Ce fut le lendemain de cette première nuit d'épreuve, qu'elle reçut par la malle (la dernière qui devait arriver à Prétoria) la lettre dans laquelle Bessie lui annonçait ses fiançailles. Elle s'éloigna du camp, jusqu'à un endroit appelé «le Signal», où elle savait qu'on ne la dérangerait pas et, sous un bouquet de mimosas, elle s'assit et rompit le cachet. Avant la fin de la première page, elle vit ce qui allait suivre et serra les dents. Puis elle lut tout, jusqu'au bout, sans broncher, quoique les expressions de tendresse la brûlassent comme un fer rouge.
Ainsi donc le dénouement était venu! Eh bien! elle s'y attendait et l'avait même préparé; elle n'avait donc aucune raison de s'en plaindre. Au contraire, elle devait s'en réjouir et, pendant quelques instants, elle se réjouit en vérité du bonheur de sa sœur; elle aimait tant Bessie!
Et pourtant elle en voulait à John, comme on en veut à ceux qui vous ont blessé sans le savoir. Pourquoi était-il en son pouvoir de la faire souffrir ainsi! Cependant elle espéra qu'il serait heureux avec Bessie! Ensuite elle espéra que ces misérables Boers prendraient Prétoria et qu'une balle la délivrerait une fois pour toutes. Elle ne désirait plus vivre. Que ferait-elle? Épouserait-elle n'importe qui, pour élever une nichée d'enfants! Cela lui serait matériellement impossible. Non! Elle s'en irait en Europe, se jetterait dans un grand courant de vie, lutterait et essayerait de se faire une place parmi ses contemporains. Elle en avait la force; elle le savait et, maintenant qu'elle échappait à la passion, elle aurait d'autant plus de chance de réussir, car le succès est aux impassibles. Elle ne resterait pas à la ferme après le mariage de John et de Bessie; elle y était bien résolue et même, si c'était possible, elle ne retournerait pas à Belle-Fontaine avant le mariage.

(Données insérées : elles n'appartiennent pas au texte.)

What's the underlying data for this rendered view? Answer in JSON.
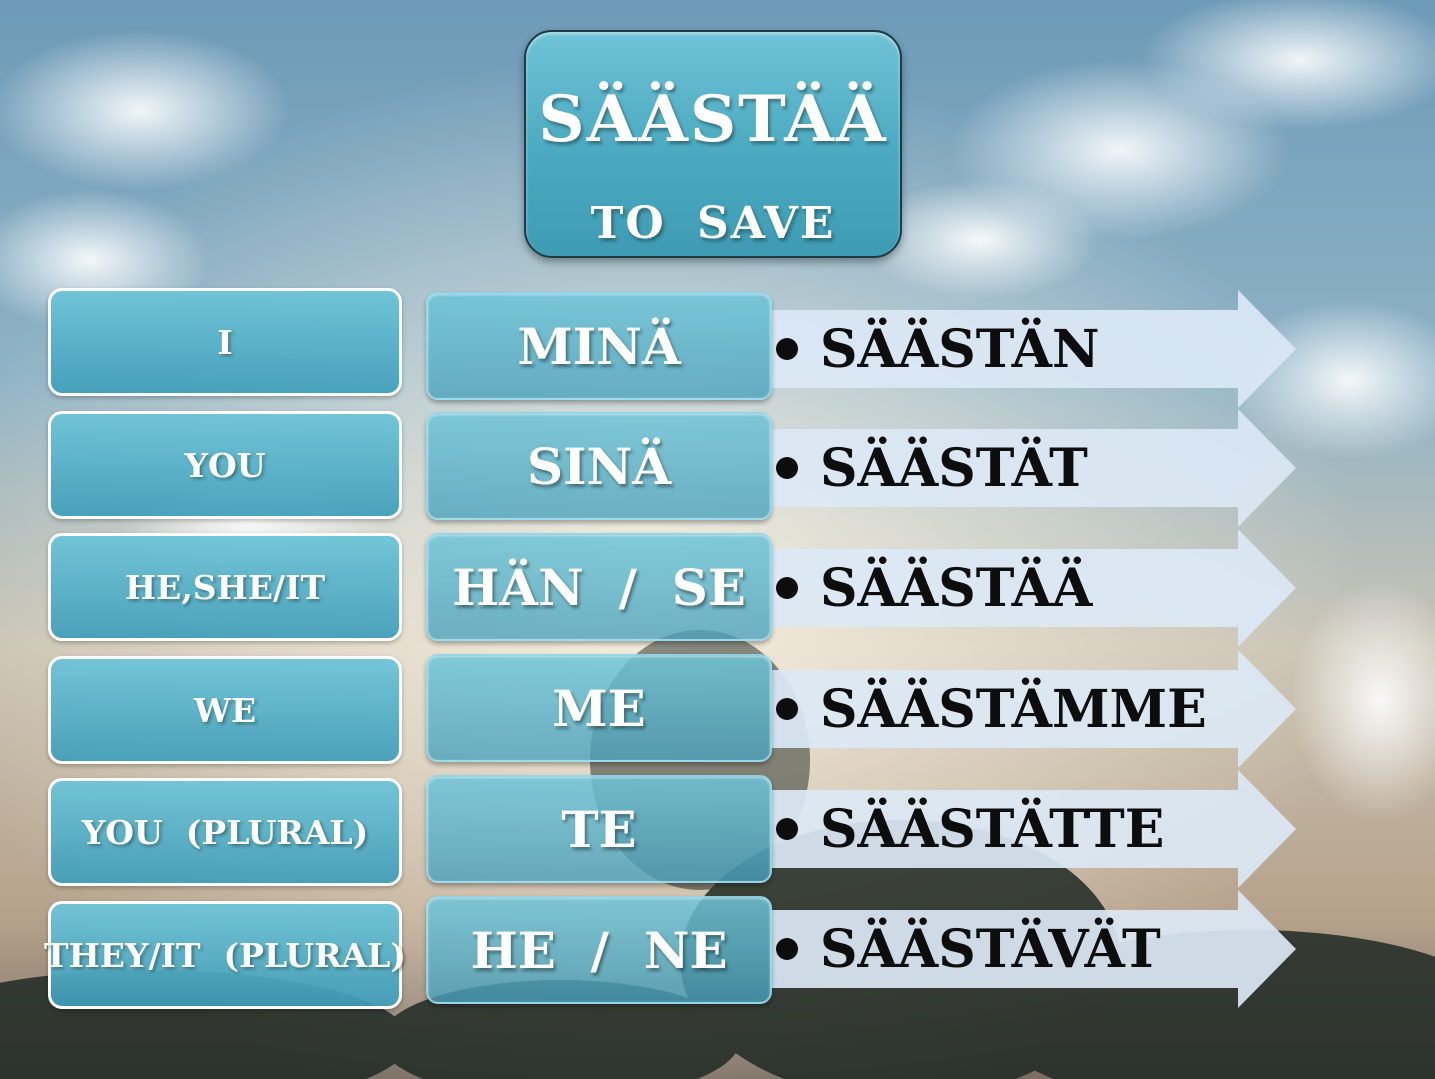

Elle ne le verrait plus, jamais, jamais! Hélas! pourquoi l'avait elle rencontré?
Plus calme, sinon plus heureuse, une fois son parti bien pris, elle se leva pour retourner au camp, mais elle fit un détour par la route de Heidelberg, car elle désirait être seule le plus longtemps possible. Elle marchait depuis une dizaine de minutes, lorsqu'elle aperçut un chariot dont l'aspect lui sembla familier, et quatre chevaux gris, qu'elle crut reconnaître aussi; trois étaient attelés, le quatrième suivait, attaché derrière le chariot. Des hommes marchaient à côté du véhicule et parlaient tous à la fois. Elle s'arrêtait pour laisser passer la petite troupe, quand tout à coup elle reconnut John Niel parmi les hommes et le Zulu Mouti sur le siège. Il était là, celui qu'elle venait de jurer de ne plus revoir, et sa vue lui causa une telle impression de faiblesse, qu'elle faillit se laisser tomber sur le sol. Il y avait dans cette apparition quelque chose de surnaturel, qui semblait se produire pour lui prouver son impuissance en face du destin. Elle le sentit. En un instant cette pensée l'envahit, qu'elle ne pouvait se sauver, qu'elle était simplement un instrument aux mains d'une puissance supérieure, dont sa passion accomplissait la volonté et pour laquelle sa destinée individuelle importait fort peu. C'était un raisonnement insensé, une doctrine dangereuse, mais il faut convenir que les circonstances leur donnaient une apparence de vérité. Après tout, la limite qui sépare le fatalisme du libre arbitre n'a jamais été tracée par personne, pas même par saint Paul. Comment décider que Jess avait tort ou raison? Si supérieure qu'elle fût, elle ne pouvait, pas plus que d'autres, trancher la question.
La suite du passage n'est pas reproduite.